ソフトバンクの企業理念は「情報革命で人々を幸せに」することです。国連の定める「持続可能な開発目標(SDGs)」の達成に向けて世界中が取り組みを進める中、日本の多くの企業・自治体にソリューションを提供するわれわれソフトバンクができることは何か、常に考えていかなければいけないと思っています。

例えば、5Gを用いて工場を自動化し、業務を効率化したいというお話をいただくことがあります。確かにカメラと5G通信、AI映像分析を組み合わせれば、比較的容易に人の作業を自動化することができます。しかし、映像のような重たいデータをただ闇雲に通信に乗せてクラウドに上げてしまうと、今度は大量の電力が必要となる。これでは、今世界中が取り組んでいる「カーボンニュートラル」の流れに逆行してしまうんです。われわれはビジネスを通じてSDGsを追求する会社ですから、このような案件の場合、エッジコンピューティングとクラウドを組み合わせ、自動化のニーズと環境負荷低減の両方を勘案しながら、最適なソリューションを提案します。

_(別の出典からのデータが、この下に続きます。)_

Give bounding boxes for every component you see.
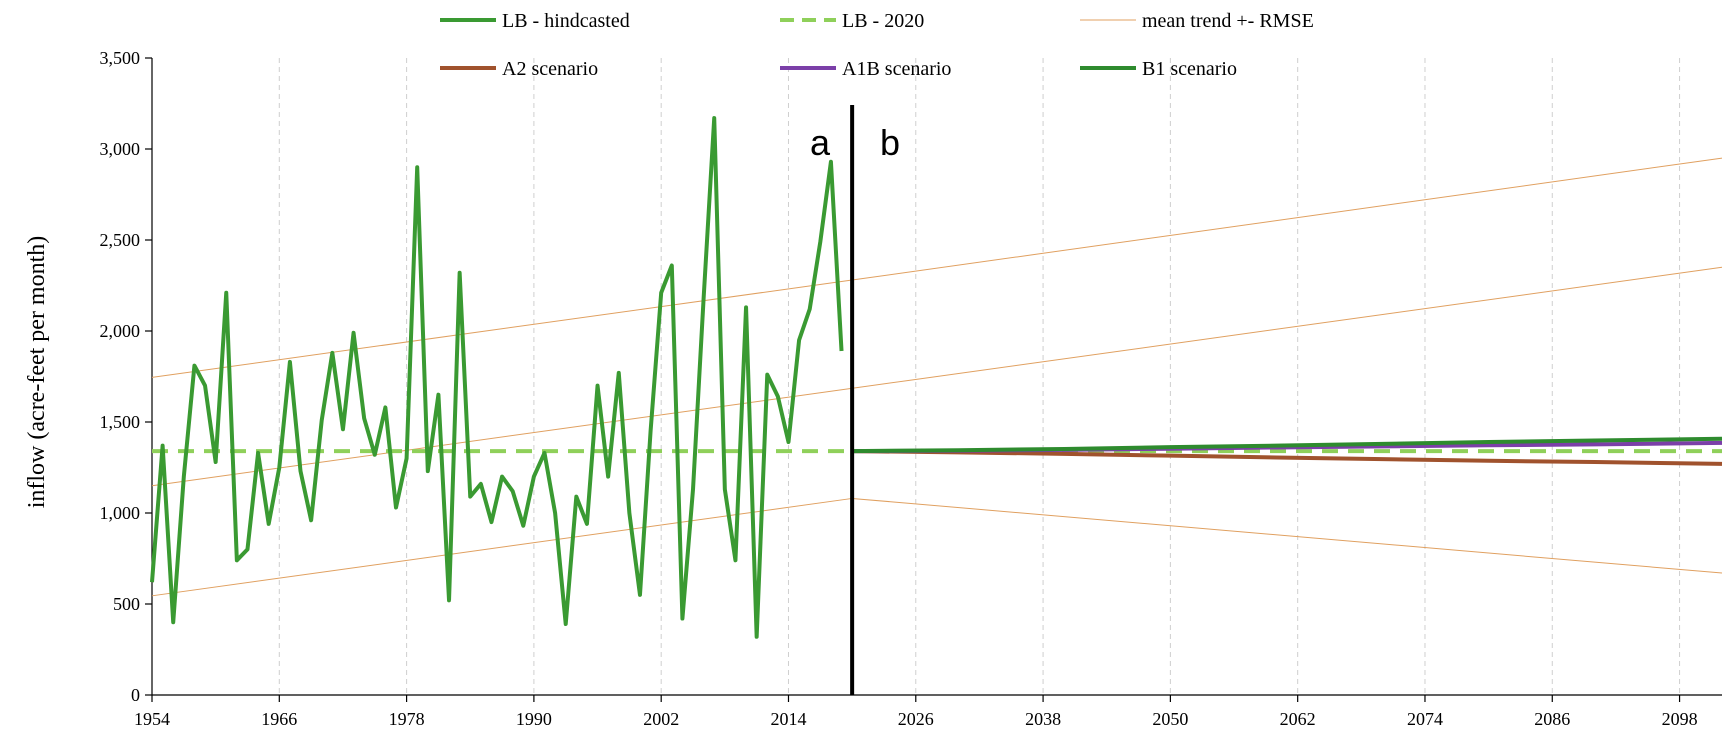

それが顧客企業の持続可能性、サステナビリティに繋がると考えています。

2023年3月期 法人事業営業利益目標1,500億円について

2023年3月期に営業利益1,500億円を達成するということは、これから2割近い成長を続けるということです。決して簡単な目標ではありませんが、ソリューション等とモバイルの成長により、十分に達成可能と考えています。ソリューションについては継続的な収入の割合が高いことなどを説明させていただきましたが、実は法人向けのモバイルサービスもコスト効率が良く収益性の高い優れたビジネスです。ただ、われわれの営業はもう全てがソリューション提案型になっていますから、モバイルだけ採用してくださいというやり方はしていません。クラウドやセキュリティ、VPN、IoTなどのさまざまなサービスをトータルでご提案すれば、自然とスマホやタブレットもソフトバンクにお願いしようという流れになるのです。ソリューションビジネスを拡大すればするほど、モバイルの契約数も増加する。まさに、当社のビジネスモデルの転換が奏功した結果と言えると思います。私は1,500億円達成以降も、当社の法人事業はさらに成長できると確信しています。